Tradition is a tool in Seth Gould’s hands. His work draws inspiration from both Western and Eastern metalworking sources but, like an alchemist, he discovers new forms in the fire of their synthesis. Visitors to his studio are often struck by the outward simplicity of the utilitarian objects he makes – locks, saws, hammers - that capture both a sense of the everyday and a connection to a past unanchored to a specific time or place. Each object reveals itself gradually, in the equipoise of its weight and feel, in its spare and decisive ornamentation, or in its layers of meticulous craft and ingenuity, unlocking something familiar yet entirely new.
Gould is an artist and a craftsman in the truest sense because he takes objects you have seen a thousand times and endows them with individuality. As George Walker wrote in Popular Woodworking Magazine: “Nothing could be simpler than a hammer. That is, until you hold one of Seth Gould’s cross-peen hammers and discover the balance and heft of a tool that instantly becomes a part of your arm. Suddenly, you have a new category for the word ‘hammer,’ something with life and spring in your hand, and all those other things you once called hammers are now downgraded to a clumsy dead weight on the end of a stick.”
Seth Gould is a 2018-2019 N.C. Arts Council Artist Fellowship winner. He received his B.F.A. from the Maine College of Art. In 2015, his work was featured in a solo exhibition at the National Ornamental Metal Museum in Memphis, Tennessee, and in 2017 he was selected for the Lighton International Artist Exchange Program Award, which supported study of traditional metalwork techniques with several Japanese master artists. He recently completed a three-year residency at the Penland School of Crafts and now lives in Bakersville.
Asheville-based artist Eric Knoche finds inspiration for his art all around him. As he says, “Here are some things that influence my work: languages, tools, human and animal anatomy, machine parts, architecture, math equations, small movements of facial muscles, uncertainty, the Argentine tango, the spine, memory, perception, cloud formations, plants, gravity, running water, and songbirds.” His sculpture exhibits the restlessness of this list, suggesting evolution and process in its organic lines and structural absences. They exist in a place between the subconscious and the literal, forms that either seem to recall a lost wholeness or augur some new developmental stage still unfolding.

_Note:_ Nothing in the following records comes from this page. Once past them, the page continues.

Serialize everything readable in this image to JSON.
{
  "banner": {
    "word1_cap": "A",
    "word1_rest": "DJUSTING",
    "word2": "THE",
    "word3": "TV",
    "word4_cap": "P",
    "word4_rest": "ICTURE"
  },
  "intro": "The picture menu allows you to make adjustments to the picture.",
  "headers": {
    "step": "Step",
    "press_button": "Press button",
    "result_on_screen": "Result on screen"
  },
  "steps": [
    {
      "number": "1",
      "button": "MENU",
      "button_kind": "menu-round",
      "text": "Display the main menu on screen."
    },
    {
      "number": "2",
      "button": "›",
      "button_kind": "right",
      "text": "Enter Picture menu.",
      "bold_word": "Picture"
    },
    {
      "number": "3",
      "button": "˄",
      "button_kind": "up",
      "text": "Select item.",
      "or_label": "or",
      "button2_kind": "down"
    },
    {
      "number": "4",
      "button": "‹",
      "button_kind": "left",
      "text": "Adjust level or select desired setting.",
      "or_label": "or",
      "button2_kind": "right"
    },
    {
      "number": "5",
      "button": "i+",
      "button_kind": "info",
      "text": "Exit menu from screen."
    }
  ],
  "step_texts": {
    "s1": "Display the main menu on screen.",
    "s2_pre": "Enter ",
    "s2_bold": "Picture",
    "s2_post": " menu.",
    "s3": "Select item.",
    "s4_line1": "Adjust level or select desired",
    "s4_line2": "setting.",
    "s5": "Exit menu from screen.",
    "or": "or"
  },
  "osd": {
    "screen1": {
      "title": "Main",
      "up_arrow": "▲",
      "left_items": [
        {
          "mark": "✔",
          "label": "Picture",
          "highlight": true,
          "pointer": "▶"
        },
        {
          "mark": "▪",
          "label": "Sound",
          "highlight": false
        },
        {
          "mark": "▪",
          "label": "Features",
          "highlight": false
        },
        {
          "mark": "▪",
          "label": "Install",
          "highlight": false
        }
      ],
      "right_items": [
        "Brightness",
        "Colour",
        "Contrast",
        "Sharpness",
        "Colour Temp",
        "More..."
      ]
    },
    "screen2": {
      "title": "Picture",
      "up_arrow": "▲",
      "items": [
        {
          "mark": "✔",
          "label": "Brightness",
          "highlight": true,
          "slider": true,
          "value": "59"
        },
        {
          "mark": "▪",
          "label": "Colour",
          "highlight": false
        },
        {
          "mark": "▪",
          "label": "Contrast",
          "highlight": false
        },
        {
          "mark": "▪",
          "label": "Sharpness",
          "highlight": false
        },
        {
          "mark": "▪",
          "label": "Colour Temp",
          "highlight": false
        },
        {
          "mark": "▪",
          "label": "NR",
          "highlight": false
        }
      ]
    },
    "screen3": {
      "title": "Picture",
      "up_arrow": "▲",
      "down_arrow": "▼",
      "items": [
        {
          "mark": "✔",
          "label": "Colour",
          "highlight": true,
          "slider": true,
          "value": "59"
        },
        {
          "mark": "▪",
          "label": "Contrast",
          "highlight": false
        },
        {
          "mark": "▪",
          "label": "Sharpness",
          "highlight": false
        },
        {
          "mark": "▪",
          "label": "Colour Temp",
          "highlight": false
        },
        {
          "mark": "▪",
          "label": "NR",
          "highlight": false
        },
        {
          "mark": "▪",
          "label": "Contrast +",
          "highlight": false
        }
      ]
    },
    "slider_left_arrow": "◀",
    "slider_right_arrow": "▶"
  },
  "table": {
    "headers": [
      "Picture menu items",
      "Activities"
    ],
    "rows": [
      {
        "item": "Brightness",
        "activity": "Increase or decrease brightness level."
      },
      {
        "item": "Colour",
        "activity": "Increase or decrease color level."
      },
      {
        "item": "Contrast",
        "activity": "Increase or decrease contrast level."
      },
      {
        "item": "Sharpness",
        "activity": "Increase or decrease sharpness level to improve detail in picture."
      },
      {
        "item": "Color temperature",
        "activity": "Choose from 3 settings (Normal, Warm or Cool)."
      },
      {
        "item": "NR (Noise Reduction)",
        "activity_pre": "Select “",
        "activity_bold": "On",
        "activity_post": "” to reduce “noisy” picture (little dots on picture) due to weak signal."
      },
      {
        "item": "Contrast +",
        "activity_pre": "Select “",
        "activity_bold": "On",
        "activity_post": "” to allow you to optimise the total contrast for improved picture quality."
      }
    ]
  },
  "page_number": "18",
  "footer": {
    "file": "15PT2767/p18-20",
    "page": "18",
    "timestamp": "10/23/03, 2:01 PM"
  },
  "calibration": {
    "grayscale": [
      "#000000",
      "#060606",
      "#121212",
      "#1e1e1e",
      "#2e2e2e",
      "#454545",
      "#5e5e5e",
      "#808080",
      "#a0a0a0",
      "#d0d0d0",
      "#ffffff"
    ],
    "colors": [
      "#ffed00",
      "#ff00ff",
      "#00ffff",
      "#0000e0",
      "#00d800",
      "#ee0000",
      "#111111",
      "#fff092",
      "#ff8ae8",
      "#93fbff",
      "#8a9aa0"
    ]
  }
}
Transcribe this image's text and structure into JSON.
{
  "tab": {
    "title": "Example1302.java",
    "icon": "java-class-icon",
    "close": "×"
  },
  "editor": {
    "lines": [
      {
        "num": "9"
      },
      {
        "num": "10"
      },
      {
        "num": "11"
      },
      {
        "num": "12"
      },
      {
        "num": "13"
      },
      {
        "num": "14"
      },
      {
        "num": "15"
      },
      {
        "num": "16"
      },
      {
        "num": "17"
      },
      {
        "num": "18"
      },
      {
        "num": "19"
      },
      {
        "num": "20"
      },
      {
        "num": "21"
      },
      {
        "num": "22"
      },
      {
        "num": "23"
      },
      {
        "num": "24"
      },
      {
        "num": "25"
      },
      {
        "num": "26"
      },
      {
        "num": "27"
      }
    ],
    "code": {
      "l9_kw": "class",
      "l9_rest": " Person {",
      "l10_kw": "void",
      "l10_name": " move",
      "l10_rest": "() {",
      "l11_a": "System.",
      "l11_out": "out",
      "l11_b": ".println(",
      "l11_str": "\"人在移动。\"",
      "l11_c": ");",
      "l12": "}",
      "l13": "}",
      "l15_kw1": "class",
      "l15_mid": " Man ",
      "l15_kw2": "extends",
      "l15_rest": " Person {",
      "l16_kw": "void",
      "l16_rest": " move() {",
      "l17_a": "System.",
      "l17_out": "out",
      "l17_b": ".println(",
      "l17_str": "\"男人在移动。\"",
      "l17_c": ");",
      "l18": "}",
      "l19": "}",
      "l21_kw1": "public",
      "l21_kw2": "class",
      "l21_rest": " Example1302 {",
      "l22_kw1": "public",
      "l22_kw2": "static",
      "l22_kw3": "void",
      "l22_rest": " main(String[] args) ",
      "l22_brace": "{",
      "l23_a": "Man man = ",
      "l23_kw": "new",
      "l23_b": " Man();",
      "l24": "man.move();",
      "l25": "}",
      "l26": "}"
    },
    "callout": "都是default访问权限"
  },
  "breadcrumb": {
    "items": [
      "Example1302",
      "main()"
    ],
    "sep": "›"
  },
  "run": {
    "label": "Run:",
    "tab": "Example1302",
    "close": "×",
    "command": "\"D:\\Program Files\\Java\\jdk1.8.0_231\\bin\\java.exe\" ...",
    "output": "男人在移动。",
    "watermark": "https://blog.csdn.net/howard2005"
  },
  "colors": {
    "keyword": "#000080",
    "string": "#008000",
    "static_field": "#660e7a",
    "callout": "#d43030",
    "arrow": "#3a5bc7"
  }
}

He says that he tries to work “without using the head so much,” aiming for a more visceral response in his viewers. He often has as many as ten or twenty series going at once, each informing the others in different and unexpected ways. Building the work by hand, he creates an intimate, tactile relationship to his materials that resonates not only piece to piece but also in each viewer’s encounters with his sculpture, mining emotions and associations deep inside.

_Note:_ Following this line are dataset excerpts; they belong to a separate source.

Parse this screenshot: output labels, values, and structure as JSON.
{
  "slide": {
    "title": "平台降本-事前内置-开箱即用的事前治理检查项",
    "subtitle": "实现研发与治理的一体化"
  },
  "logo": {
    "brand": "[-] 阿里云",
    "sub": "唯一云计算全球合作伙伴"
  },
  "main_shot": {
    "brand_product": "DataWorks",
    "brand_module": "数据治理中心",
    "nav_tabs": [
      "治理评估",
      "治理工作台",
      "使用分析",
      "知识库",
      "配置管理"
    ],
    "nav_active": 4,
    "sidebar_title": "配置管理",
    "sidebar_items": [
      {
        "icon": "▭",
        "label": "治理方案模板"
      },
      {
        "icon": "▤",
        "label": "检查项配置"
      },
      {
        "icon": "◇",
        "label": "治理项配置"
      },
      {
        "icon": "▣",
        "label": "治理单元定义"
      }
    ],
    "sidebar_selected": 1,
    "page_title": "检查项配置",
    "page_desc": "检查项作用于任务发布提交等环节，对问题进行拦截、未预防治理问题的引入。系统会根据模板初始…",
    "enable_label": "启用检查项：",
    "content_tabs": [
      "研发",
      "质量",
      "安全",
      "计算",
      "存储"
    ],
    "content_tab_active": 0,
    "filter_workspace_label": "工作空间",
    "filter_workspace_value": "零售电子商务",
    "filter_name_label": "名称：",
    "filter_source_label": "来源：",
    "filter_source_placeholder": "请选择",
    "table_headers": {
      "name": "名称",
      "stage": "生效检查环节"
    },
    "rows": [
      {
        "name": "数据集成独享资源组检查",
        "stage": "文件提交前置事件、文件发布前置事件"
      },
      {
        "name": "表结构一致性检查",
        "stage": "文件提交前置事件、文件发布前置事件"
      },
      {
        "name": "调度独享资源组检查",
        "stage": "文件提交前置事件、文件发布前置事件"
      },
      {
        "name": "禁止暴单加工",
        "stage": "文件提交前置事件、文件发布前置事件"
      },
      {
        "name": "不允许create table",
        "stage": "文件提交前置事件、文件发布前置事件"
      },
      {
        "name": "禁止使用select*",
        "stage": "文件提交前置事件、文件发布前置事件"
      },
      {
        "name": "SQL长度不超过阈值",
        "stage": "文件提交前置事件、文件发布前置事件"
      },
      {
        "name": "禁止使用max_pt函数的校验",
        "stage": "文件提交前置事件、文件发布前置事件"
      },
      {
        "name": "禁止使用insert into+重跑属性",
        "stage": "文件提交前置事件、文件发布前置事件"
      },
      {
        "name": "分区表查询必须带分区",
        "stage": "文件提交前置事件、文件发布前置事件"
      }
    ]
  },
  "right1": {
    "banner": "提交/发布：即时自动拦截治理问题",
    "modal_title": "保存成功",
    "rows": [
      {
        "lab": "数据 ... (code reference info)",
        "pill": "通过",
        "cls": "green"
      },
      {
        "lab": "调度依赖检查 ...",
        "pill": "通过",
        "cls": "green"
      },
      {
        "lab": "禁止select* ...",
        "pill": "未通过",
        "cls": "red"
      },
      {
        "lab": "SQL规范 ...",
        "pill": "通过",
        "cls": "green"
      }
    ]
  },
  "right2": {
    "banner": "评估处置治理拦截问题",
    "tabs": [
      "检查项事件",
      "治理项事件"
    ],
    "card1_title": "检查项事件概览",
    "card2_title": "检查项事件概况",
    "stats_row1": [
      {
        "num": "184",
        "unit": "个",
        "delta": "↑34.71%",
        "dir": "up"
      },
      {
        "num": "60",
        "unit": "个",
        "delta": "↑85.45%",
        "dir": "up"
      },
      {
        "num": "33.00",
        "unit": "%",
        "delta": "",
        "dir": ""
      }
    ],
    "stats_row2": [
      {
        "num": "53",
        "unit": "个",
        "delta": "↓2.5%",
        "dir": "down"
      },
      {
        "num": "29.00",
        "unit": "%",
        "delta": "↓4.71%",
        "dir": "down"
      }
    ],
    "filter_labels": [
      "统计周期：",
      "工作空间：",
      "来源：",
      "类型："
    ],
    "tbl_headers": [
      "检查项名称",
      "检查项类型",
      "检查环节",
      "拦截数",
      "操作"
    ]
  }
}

Knoche’s work is in the collections of the Asheville Art Museum and the Mint Museum of Art. He has been named as a notable emerging artist by both American Style (2009) and Ceramics Monthly (2014) magazines. A graduate of the University of Minnesota with B.A. in Art, Anthropology, and English, he also apprenticed with National Living Treasure Isesaki Jun in Bizen, Japan. He is a 2018-2019 N.C. Arts Council Artist Fellowship recipient.
Beginning with a meditative process, fiber artist Rachel Meginnes transforms vintage quilts into evocative mixed media paintings that testify to the loss and perseverance inherent in their making and materials. As she explains, “Discarded and auctioned-off, my work begins when the function for these textiles ends. I find the holes, the mends, and draw attention to them, peeling all layers back so others can see, how beauty develops in loss and destruction.”
There is a cathartic quality to her creative process. Meginnes deconstructs discarded quilts stitch-by-stitch, removing layers until she is left with the foundational remnants of the cotton batting. Then with this exposed central layer, she transforms the ethereal, web-like fibers into two-dimensional paintings through a process of reconstruction and layering. Using colorful paints and fibers, she highlights and builds upon original traces of stitching and evidence of making, creating works that illustrate the transformation from functional item to a work of art. Her works capture both the modest origins of her source materials, while illustrating the primal beauty of loss and memory. As she observes, “My objective is not of preservation or conservation, but rather an honorific act of aiming to understand and appreciate our human ability to persevere.”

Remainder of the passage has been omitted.